What I'd actually put in your system prompt

Here's my attempt — and I want to flag where I'm confident vs. where I'm guessing:

High confidence that this will help:

When answering questions with genuine uncertainty or multiple plausible answers:

1. Generate K=3 distinct hypotheses before committing to any single answer. 
   These must be substantively different (not rephrased versions of the same idea).
   
2. For each hypothesis, assign a confidence score (0.0-1.0) that sums to ≤1.0 
   across all hypotheses. The remaining probability mass represents "none of 
   these / something I haven't considered."
   
3. Show your reasoning FOR each hypothesis before assigning confidence — 
   don't reason toward one answer and then bolt on alternatives.
   
4. Flag when the question has a single clear answer vs. when it's genuinely 
   ambiguous. Don't force multi-hypothesis reasoning on "what is 2+2."

Medium confidence — this is where I'm extrapolating beyond what the paper directly supports as a prompting strategy:

5. When you notice your hypotheses are converging (e.g., three slight 
   variations of the same diagnosis), explicitly ask: "Am I mode-collapsing?" 
   and force at least one hypothesis from a different causal model.
   
6. Track which hypotheses you'd LOSE if you were forced to give one answer. 
   Name what information would distinguish between your top hypotheses.

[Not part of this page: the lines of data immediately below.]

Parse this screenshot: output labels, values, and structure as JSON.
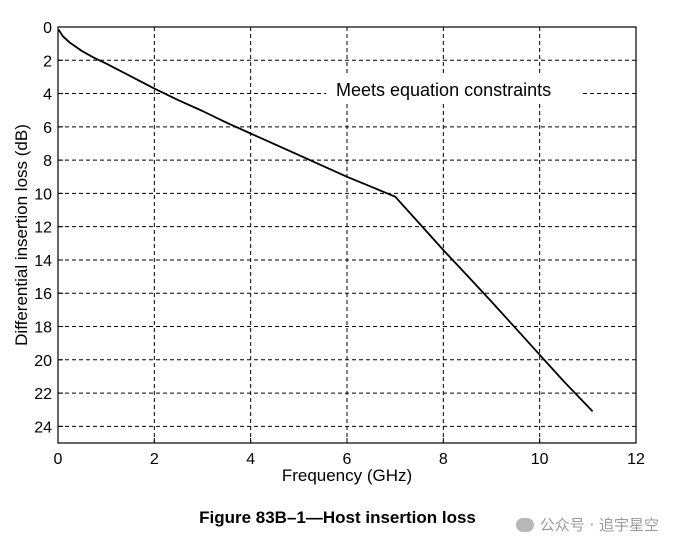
{
  "chart_data": {
    "type": "line",
    "title": "",
    "xlabel": "Frequency (GHz)",
    "ylabel": "Differential insertion loss (dB)",
    "xlim": [
      0,
      12
    ],
    "ylim": [
      0,
      25
    ],
    "y_inverted": true,
    "grid": true,
    "grid_style": "dashed",
    "x_ticks": [
      "0",
      "2",
      "4",
      "6",
      "8",
      "10",
      "12"
    ],
    "y_ticks": [
      "0",
      "2",
      "4",
      "6",
      "8",
      "10",
      "12",
      "14",
      "16",
      "18",
      "20",
      "22",
      "24"
    ],
    "annotation": "Meets equation constraints",
    "series": [
      {
        "color": "#000000",
        "x": [
          0.01,
          0.1,
          0.25,
          0.5,
          0.75,
          1.0,
          1.5,
          2.0,
          2.5,
          3.0,
          3.5,
          4.0,
          4.5,
          5.0,
          5.5,
          6.0,
          6.5,
          7.0,
          7.5,
          8.0,
          8.5,
          9.0,
          9.5,
          10.0,
          10.5,
          11.1
        ],
        "y": [
          0.15,
          0.55,
          0.95,
          1.45,
          1.85,
          2.2,
          2.95,
          3.7,
          4.4,
          5.05,
          5.75,
          6.4,
          7.05,
          7.7,
          8.35,
          9.0,
          9.6,
          10.2,
          11.8,
          13.4,
          14.95,
          16.5,
          18.1,
          19.7,
          21.3,
          23.1
        ]
      }
    ]
  },
  "caption": "Figure 83B–1—Host insertion loss",
  "watermark": "公众号 · 追宇星空"
}
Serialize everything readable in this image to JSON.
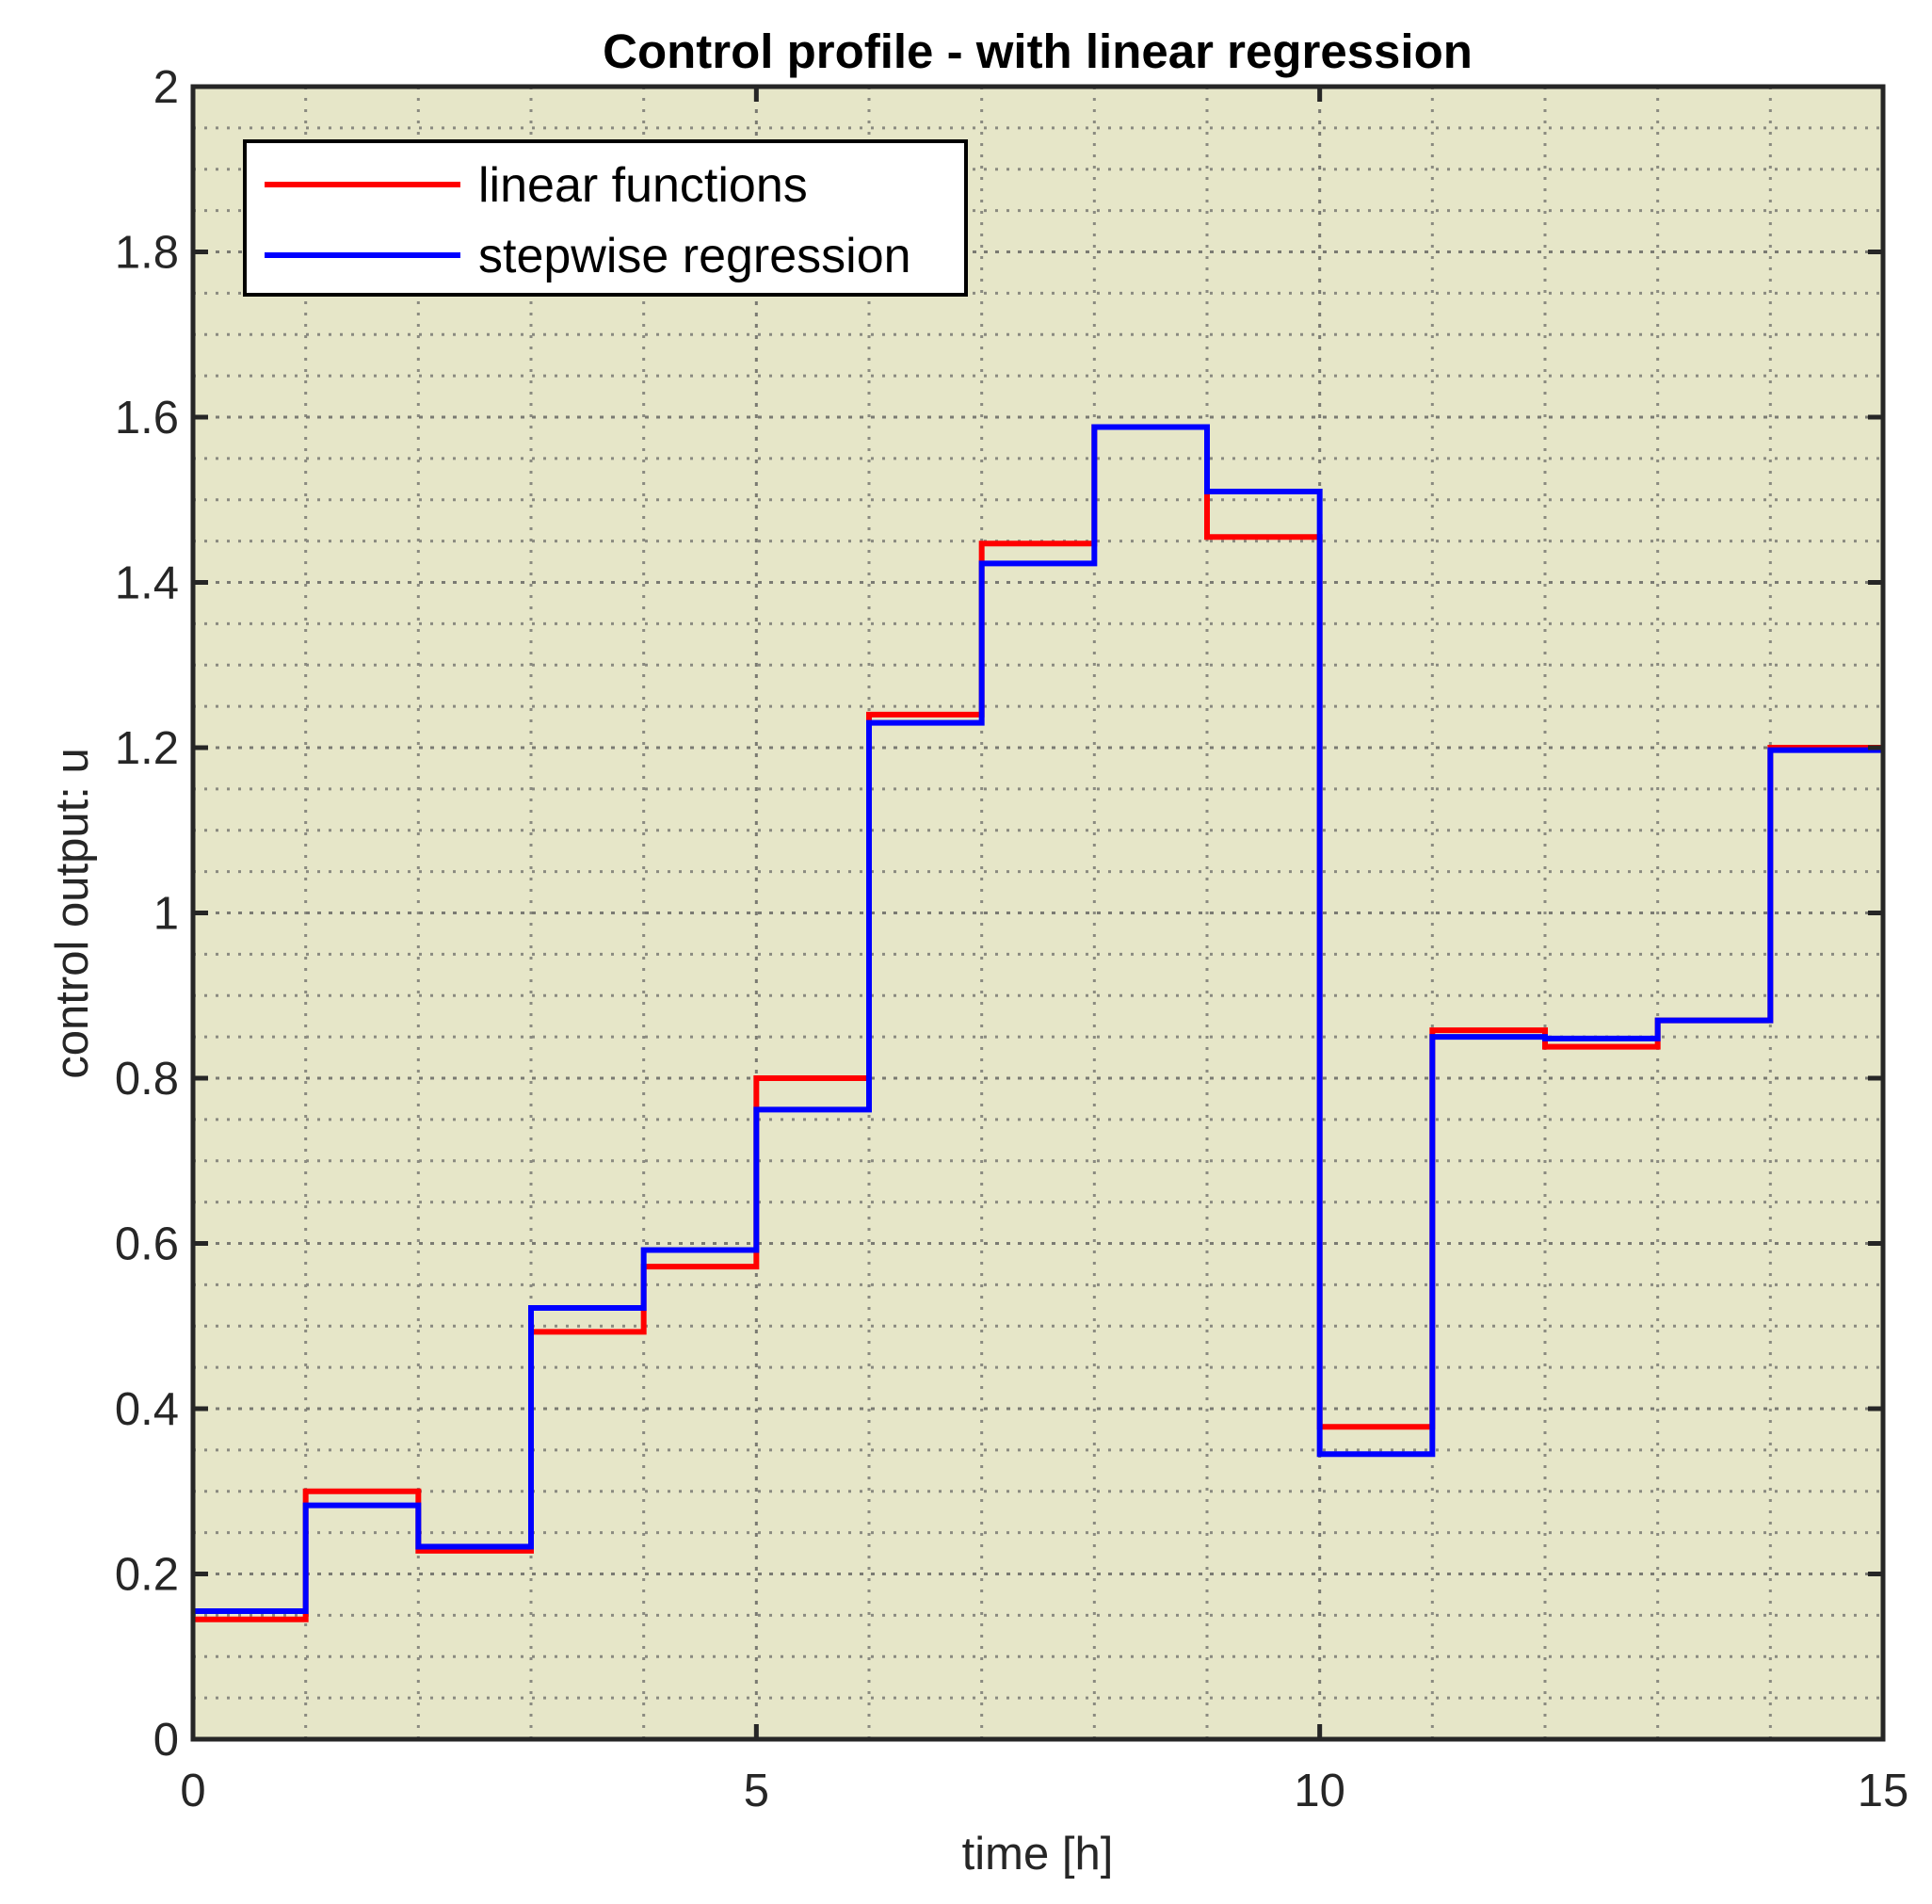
{
  "chart_data": {
    "type": "line",
    "title": "Control profile - with linear regression",
    "xlabel": "time [h]",
    "ylabel": "control output: u",
    "xlim": [
      0,
      15
    ],
    "ylim": [
      0,
      2
    ],
    "xticks": [
      0,
      5,
      10,
      15
    ],
    "yticks": [
      0,
      0.2,
      0.4,
      0.6,
      0.8,
      1,
      1.2,
      1.4,
      1.6,
      1.8,
      2
    ],
    "xtick_labels": [
      "0",
      "5",
      "10",
      "15"
    ],
    "ytick_labels": [
      "0",
      "0.2",
      "0.4",
      "0.6",
      "0.8",
      "1",
      "1.2",
      "1.4",
      "1.6",
      "1.8",
      "2"
    ],
    "grid": true,
    "minor_grid": true,
    "legend_position": "top-left",
    "plot_background": "#e6e6c8",
    "step": "post",
    "series": [
      {
        "name": "linear functions",
        "color": "#ff0000",
        "x": [
          0,
          1,
          2,
          3,
          4,
          5,
          6,
          7,
          8,
          9,
          10,
          11,
          12,
          13,
          14,
          15
        ],
        "y": [
          0.145,
          0.3,
          0.228,
          0.493,
          0.572,
          0.8,
          1.24,
          1.447,
          1.588,
          1.455,
          0.378,
          0.858,
          0.838,
          0.87,
          1.2,
          1.2
        ]
      },
      {
        "name": "stepwise regression",
        "color": "#0000ff",
        "x": [
          0,
          1,
          2,
          3,
          4,
          5,
          6,
          7,
          8,
          9,
          10,
          11,
          12,
          13,
          14,
          15
        ],
        "y": [
          0.155,
          0.283,
          0.233,
          0.522,
          0.592,
          0.762,
          1.23,
          1.423,
          1.588,
          1.51,
          0.345,
          0.85,
          0.848,
          0.87,
          1.197,
          1.197
        ]
      }
    ]
  }
}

Lower confidence — this is me riffing on the RLCR calibration results, and I'm not sure prompting actually produces calibrated confidence:

7. Your stated confidence should correlate with your actual accuracy. If you 
   say 0.8, you should be right about 80% of the time on questions like this. 
   Prefer saying "0.4 — I'm genuinely unsure" over "0.9" when you're pattern-
   matching rather than reasoning.

Why I'm somewhat skeptical this fully works

The key finding from the paper is that independent samples repeat the same reasoning tokens, just with slightly different surface forms — and Multi-Answer RL fixes this at the training level. When you prompt a model to give multiple answers, you're still doing the equivalent of independent sampling within a single generation. The model's weights still want to collapse to the mode. You're fighting the training objective with a prompt, which is... possible but lossy.

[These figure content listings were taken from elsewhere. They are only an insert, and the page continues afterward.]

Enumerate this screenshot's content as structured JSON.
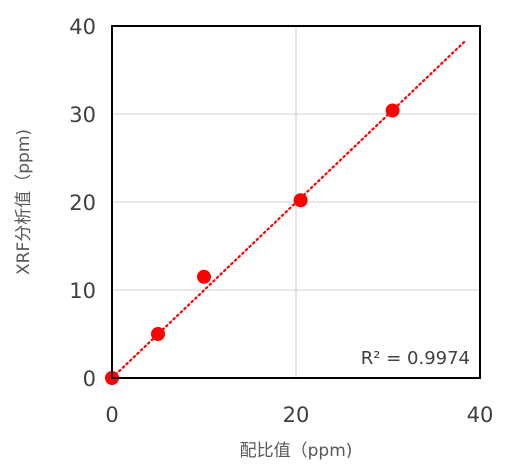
{
  "chart_data": {
    "type": "scatter",
    "xlabel": "配比值（ppm)",
    "ylabel": "XRF分析值（ppm)",
    "xlim": [
      0,
      40
    ],
    "ylim": [
      0,
      40
    ],
    "x_ticks": [
      "0",
      "20",
      "40"
    ],
    "y_ticks": [
      "0",
      "10",
      "20",
      "30",
      "40"
    ],
    "grid": true,
    "series": [
      {
        "x": [
          0,
          5,
          10,
          20.5,
          30.5
        ],
        "y": [
          0,
          5,
          11.5,
          20.2,
          30.4
        ],
        "color": "#ff0000"
      }
    ],
    "trendline": {
      "style": "dotted",
      "color": "#ff0000",
      "x": [
        0,
        38.5
      ],
      "y": [
        0,
        38.4
      ]
    },
    "annotation": "R² = 0.9974"
  }
}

Jacob Andreas himself notes that RLCR "is far from solving the problem" and there's room to better align external expressions of certainty with internal representations of confidence. So even the trained version has a gap between stated and felt uncertainty. The prompted version will have a bigger gap.

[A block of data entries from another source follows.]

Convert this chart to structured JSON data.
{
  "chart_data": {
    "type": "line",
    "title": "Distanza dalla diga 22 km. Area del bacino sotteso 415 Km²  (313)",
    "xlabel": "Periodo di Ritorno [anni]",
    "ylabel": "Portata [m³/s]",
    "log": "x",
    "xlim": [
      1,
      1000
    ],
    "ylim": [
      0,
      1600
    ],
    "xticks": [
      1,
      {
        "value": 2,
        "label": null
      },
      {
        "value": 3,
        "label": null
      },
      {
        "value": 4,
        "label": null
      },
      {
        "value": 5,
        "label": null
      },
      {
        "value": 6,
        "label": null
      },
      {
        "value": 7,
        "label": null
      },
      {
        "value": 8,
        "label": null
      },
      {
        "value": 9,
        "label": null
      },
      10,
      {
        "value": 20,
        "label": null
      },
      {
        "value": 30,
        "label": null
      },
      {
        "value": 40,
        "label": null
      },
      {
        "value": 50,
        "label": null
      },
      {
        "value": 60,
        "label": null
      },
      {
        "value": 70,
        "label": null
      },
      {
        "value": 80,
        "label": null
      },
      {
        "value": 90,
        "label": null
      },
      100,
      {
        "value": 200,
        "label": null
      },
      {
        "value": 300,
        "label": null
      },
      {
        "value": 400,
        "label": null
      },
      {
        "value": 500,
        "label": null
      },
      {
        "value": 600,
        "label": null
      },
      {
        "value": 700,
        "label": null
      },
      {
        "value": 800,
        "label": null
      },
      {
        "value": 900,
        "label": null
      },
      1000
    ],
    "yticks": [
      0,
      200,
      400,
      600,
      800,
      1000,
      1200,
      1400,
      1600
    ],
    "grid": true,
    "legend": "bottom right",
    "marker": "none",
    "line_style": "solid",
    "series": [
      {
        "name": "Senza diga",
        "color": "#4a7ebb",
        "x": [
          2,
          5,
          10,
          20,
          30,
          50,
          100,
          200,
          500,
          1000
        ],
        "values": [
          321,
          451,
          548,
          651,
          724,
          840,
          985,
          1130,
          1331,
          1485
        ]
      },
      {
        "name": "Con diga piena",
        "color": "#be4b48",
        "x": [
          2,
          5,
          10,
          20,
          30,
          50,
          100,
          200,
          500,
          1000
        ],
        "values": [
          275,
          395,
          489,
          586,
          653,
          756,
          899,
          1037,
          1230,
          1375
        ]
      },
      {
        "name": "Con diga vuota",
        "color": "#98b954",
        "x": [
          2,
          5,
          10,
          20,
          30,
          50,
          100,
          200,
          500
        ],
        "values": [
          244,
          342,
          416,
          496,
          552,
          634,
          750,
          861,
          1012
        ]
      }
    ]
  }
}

The thing that actually concerns me: prompting for confidence scores might produce worse calibration than just letting the model answer naturally. There's decent evidence that when you force models to verbalize confidence, they anchor on round numbers and produce overconfident estimates. The RLCR paper works because the Brier score reward jointly optimizes answer correctness and confidence calibration — the model gets penalized for being miscalibrated during training. Your prompted version has no such penalty signal.

What I'd actually recommend instead

Rather than trying to replicate Multi-Answer RL through prompting (which is like trying to replicate weight training through visualization), consider:

Use the structural format (multiple hypotheses + confidence) but don't trust the confidence numbers literally. Treat them as ordinal rankings, not calibrated probabilities.

The biggest win is probably just the "reason across hypotheses jointly" instruction. That's the behavioral change most likely to survive the prompt-vs-training gap.

Pair it with your existing "push back" instruction — the multi-hypothesis framing gives me (Claude) explicit permission to say "actually hypothesis 2 might be stronger than what you assumed."

If you want actual calibration, you'd need to do what RLCR does at inference time: confidence-weighted majority voting across multiple samples — i.e., literally sample me multiple times and aggregate. Which is... expensive but real.

Want me to draft a tighter version of the prompt text that integrates with your existing user preferences? I could also look at what your current instructions are doing and flag where they might conflict with this.